The Ministry of Attorney General is the lead on the inquiry, the

parameters for which have yet to be announced.

“It’s not simply a matter of pointing a finger and saying, ‘It’s the staff,’ ” Howath said.

“Everywhere I go, I hear that staff are just run off their feet.”

More technology is not necessaril­y the answer, she said. The camera in Karam’s room had been placed with the knowledge of the staff in his long-term-care home.

“You can add all the cameras in the world, and you’ll still have rogue situations.

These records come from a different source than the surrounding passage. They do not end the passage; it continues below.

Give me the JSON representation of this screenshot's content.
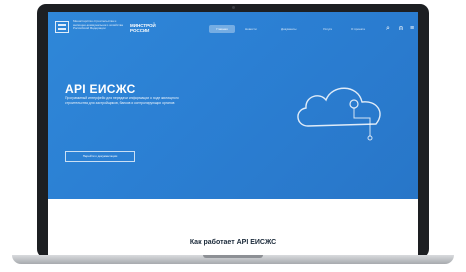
{
  "header": {
    "ministry_text": "Министерство строительства и жилищно-коммунального хозяйства Российской Федерации",
    "brand": "МИНСТРОЙ РОССИИ",
    "nav": [
      {
        "label": "Главная",
        "active": true
      },
      {
        "label": "Новости",
        "active": false
      },
      {
        "label": "Документы",
        "active": false
      },
      {
        "label": "Услуги",
        "active": false
      },
      {
        "label": "О проекте",
        "active": false
      }
    ]
  },
  "hero": {
    "title": "API ЕИСЖС",
    "description": "Программный интерфейс для передачи информации о ходе жилищного строительства для застройщиков, банков и контролирующих органов",
    "button_label": "Перейти к документации"
  },
  "section": {
    "title": "Как работает API ЕИСЖС"
  },
  "icons": [
    "ministry-logo-icon",
    "cloud-network-icon",
    "search-icon",
    "user-icon",
    "menu-icon"
  ],
  "colors": {
    "hero_blue": "#2b7fd3",
    "laptop_frame": "#1d1f22"
  }
}
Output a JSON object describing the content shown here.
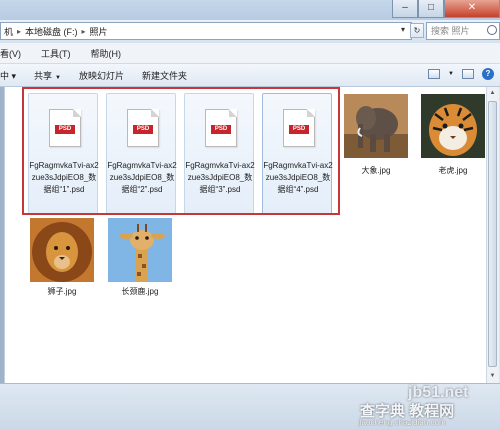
{
  "addressbar": {
    "crumbs": [
      "机",
      "本地磁盘 (F:)",
      "照片"
    ],
    "search_placeholder": "搜索 照片"
  },
  "menubar": {
    "items": [
      "看(V)",
      "工具(T)",
      "帮助(H)"
    ]
  },
  "commandbar": {
    "items": [
      "中 ▾",
      "共享",
      "放映幻灯片",
      "新建文件夹"
    ]
  },
  "psd_files": [
    {
      "label": "FgRagmvkaTvi-ax2zue3sJdpiEO8_数据组“1”.psd",
      "badge": "PSD"
    },
    {
      "label": "FgRagmvkaTvi-ax2zue3sJdpiEO8_数据组“2”.psd",
      "badge": "PSD"
    },
    {
      "label": "FgRagmvkaTvi-ax2zue3sJdpiEO8_数据组“3”.psd",
      "badge": "PSD"
    },
    {
      "label": "FgRagmvkaTvi-ax2zue3sJdpiEO8_数据组“4”.psd",
      "badge": "PSD"
    }
  ],
  "images": [
    {
      "label": "大象.jpg"
    },
    {
      "label": "老虎.jpg"
    },
    {
      "label": "狮子.jpg"
    },
    {
      "label": "长颈鹿.jpg"
    }
  ],
  "watermark": {
    "line1": "jb51.net",
    "line2": "查字典 教程网",
    "line3": "jiaocheng.chazidian.com"
  },
  "colors": {
    "highlight": "#c7373a",
    "psd_badge": "#c8242c"
  }
}
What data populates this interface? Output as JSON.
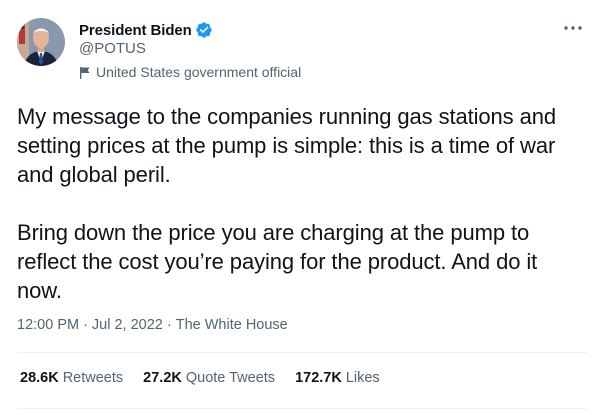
{
  "author": {
    "display_name": "President Biden",
    "handle": "@POTUS",
    "label": "United States government official"
  },
  "tweet": {
    "paragraphs": [
      "My message to the companies running gas stations and setting prices at the pump is simple: this is a time of war and global peril.",
      "Bring down the price you are charging at the pump to reflect the cost you’re paying for the product. And do it now."
    ],
    "time": "12:00 PM",
    "date": "Jul 2, 2022",
    "source": "The White House"
  },
  "stats": {
    "retweets_count": "28.6K",
    "retweets_label": "Retweets",
    "quotes_count": "27.2K",
    "quotes_label": "Quote Tweets",
    "likes_count": "172.7K",
    "likes_label": "Likes"
  },
  "colors": {
    "verified": "#1d9bf0",
    "secondary_text": "#536471",
    "primary_text": "#0f1419"
  },
  "icons": {
    "verified": "verified-badge-icon",
    "label": "flag-icon",
    "more": "more-dots-icon"
  }
}
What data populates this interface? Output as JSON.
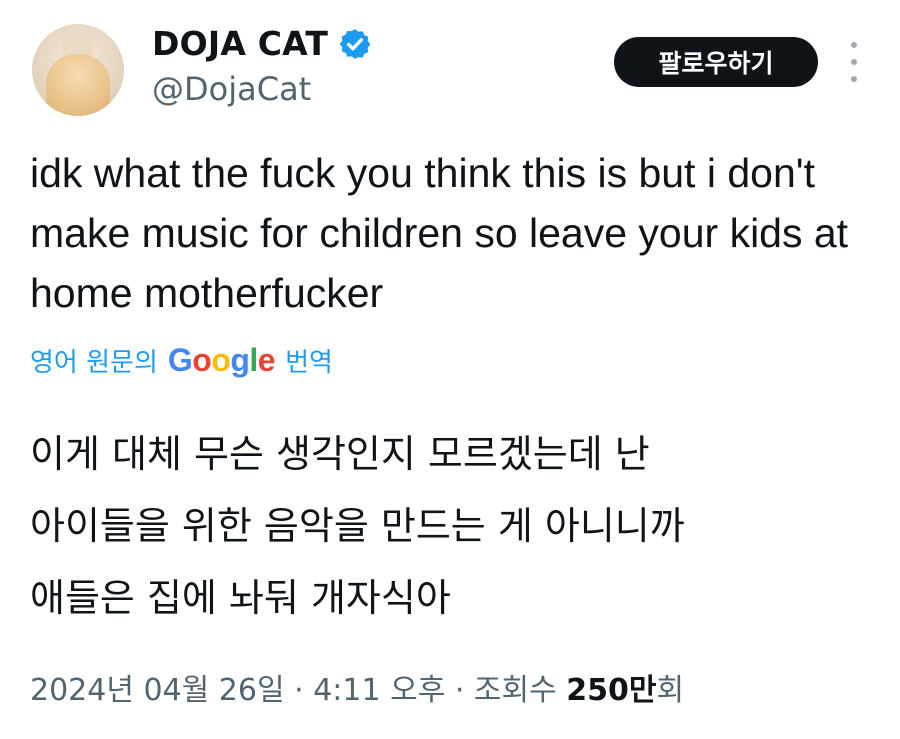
{
  "author": {
    "display_name": "DOJA CAT",
    "handle": "@DojaCat",
    "verified": true,
    "verified_color": "#1d9bf0"
  },
  "actions": {
    "follow_label": "팔로우하기",
    "more_icon": "more-vertical-icon"
  },
  "tweet": {
    "text": "idk what the fuck you think this is but i don't make music for children so leave your kids at home motherfucker"
  },
  "translation": {
    "label": "영어 원문의",
    "provider": "Google",
    "suffix": "번역",
    "lines": [
      "이게 대체 무슨 생각인지 모르겠는데 난",
      "아이들을 위한 음악을 만드는 게 아니니까",
      "애들은 집에 놔둬 개자식아"
    ]
  },
  "meta": {
    "date": "2024년 04월 26일",
    "separator": " · ",
    "time": "4:11 오후",
    "views_label": "조회수",
    "views_count": "250만",
    "views_unit": "회"
  },
  "colors": {
    "accent": "#1d9bf0",
    "text": "#0f1419",
    "muted": "#536471",
    "button_bg": "#0f1419"
  }
}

The camera didn’t stop it from happening,” Horwath said.

Ferrier said many long-termcare facilities already have cameras in common areas such as halls and lounges. She is in favour of cameras in every room. “If you have nothing to hide, you should have nothing to fear. But it should be up to the family,” she said.

Webb pointed out that there are privacy issues around cameras in private areas, and any plan to put a camera in every room without the consent of the resident or their decision-maker would likely lead to a Charter of Rights and Freedoms challenge.

“This is the home of the resident. It would be like putting a camera in every bedroom in every home.”